Full-length, Flowing Downward 
(2022)

Gli antichi egizi consideravano la loro terra lo specchio del cielo, riflesso di lontane entità astrali e di sentieri cosmici all'origine del cosmo, laddove si celavano i segreti della vita immortale; in tale visione si inseriscono i molti filosofi e artisti che hanno ricercato nel firmamento il reale significato dell'esistenza terrena, avvalorando l'idea che se è dallo spazio che come riflessi giungiamo è nello spazio che dobbiamo ritrovare noi stessi. Sembra questo il concept alla base del terzo album in studio della one-man band marchigiana Phantasos, dal titolo "Last Shining Breath", un lavoro che potremmo definire come un viaggio extacorporeo alla scoperta della propria identità e del proprio destino, del proprio passato e del proprio futuro, attraverso la contemplazione del cosmo e dei mutamenti astrali, laddove si annullano la ragione e la realtà materiale in favore della visione, dell'introspezione e dell'elevazione spirituale.
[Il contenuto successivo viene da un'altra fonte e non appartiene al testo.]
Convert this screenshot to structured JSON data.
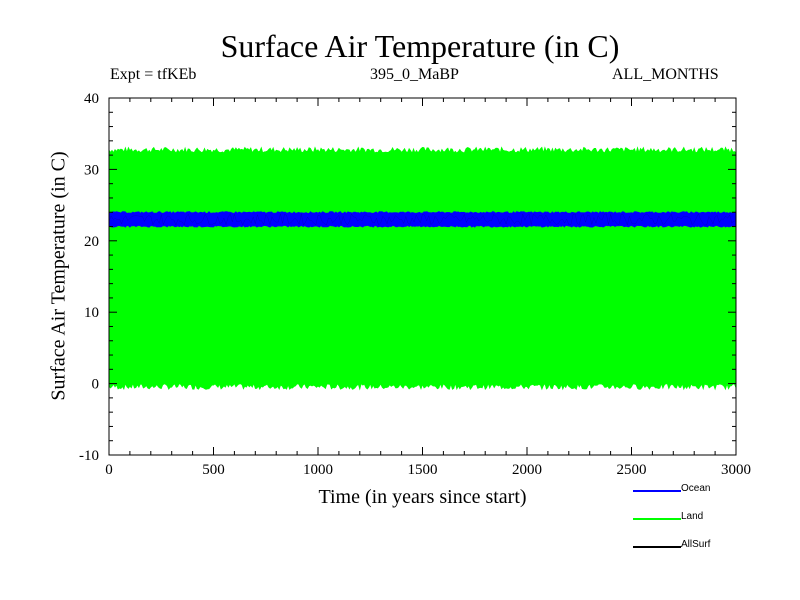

"Last Shining Breath", appena uscito sotto l'etichetta nostrana Flowing Downward, giunge a due anni di distanza da "Cosmic Revelation" e rappresenta un ulteriore passo nel percorso evolutivo del progetto atmospheric black metal fondato a Macerata da Francesco Torresi nel 2016, proseguendo nella definizione stilistica e concettuale di un cosmic black metal sempre più votato alla sperimentazione e alla contaminazione dei generi. Il lavoro si compone di sette tracce dai sapori più variegati, che uniscono la ferocia del black metal atmosferico all'aura sognante e avvolgente dell'ambient, senza precludersi azzardate immersioni nella musica elettronica e nell'avantgarde metal; nei quarantadue minuti di durata del concept si schiude un Universo parallelo attraverso visioni e percezioni che mostrano paesaggi cosmici oltre il confine dell'etere, al di là dl visibile e del conoscibile, laddove risiedono i nostri sentimenti più profondi e si eclissa la ragione, dando libero sfogo alla creatività che risiede nell'abisso interiore di ognuno di noi.

Il lavoro si apre con il black/ambient di "Interstellar Void", brano in cui la ferocia delle chitarre fredde e dello scream alienante di Francesco lascia ben presto il posto ad un doom atmosferico dai toni tetri e futuristici, dominato da tastiere sognanti, da riff tetri e dissonanti e da passaggi sperimentali che danno chiaramente testimonianza dei molti aspetti contrapposti della musica di Phantasos. Il drone/ambient della strumentale "The Shining Gate", nel suo crescendo black/doom epico e travolgente, quasi struggente, anticipa la violenza sonora di "Vision of Galaxy's Death", caratterizzata da una drum-machine forsennata e da chitarre affilate, prima di un intermezzo cupo e atmosferico tra il death/doom e l'ambient, che si apre ad un finale noise dai suoni alienanti e tetri che nel loro incedere ipnotico danno vita a sensazioni contrastanti a metà tra il sogno e la realtà, cariche di introspezione e di deliri cosmici.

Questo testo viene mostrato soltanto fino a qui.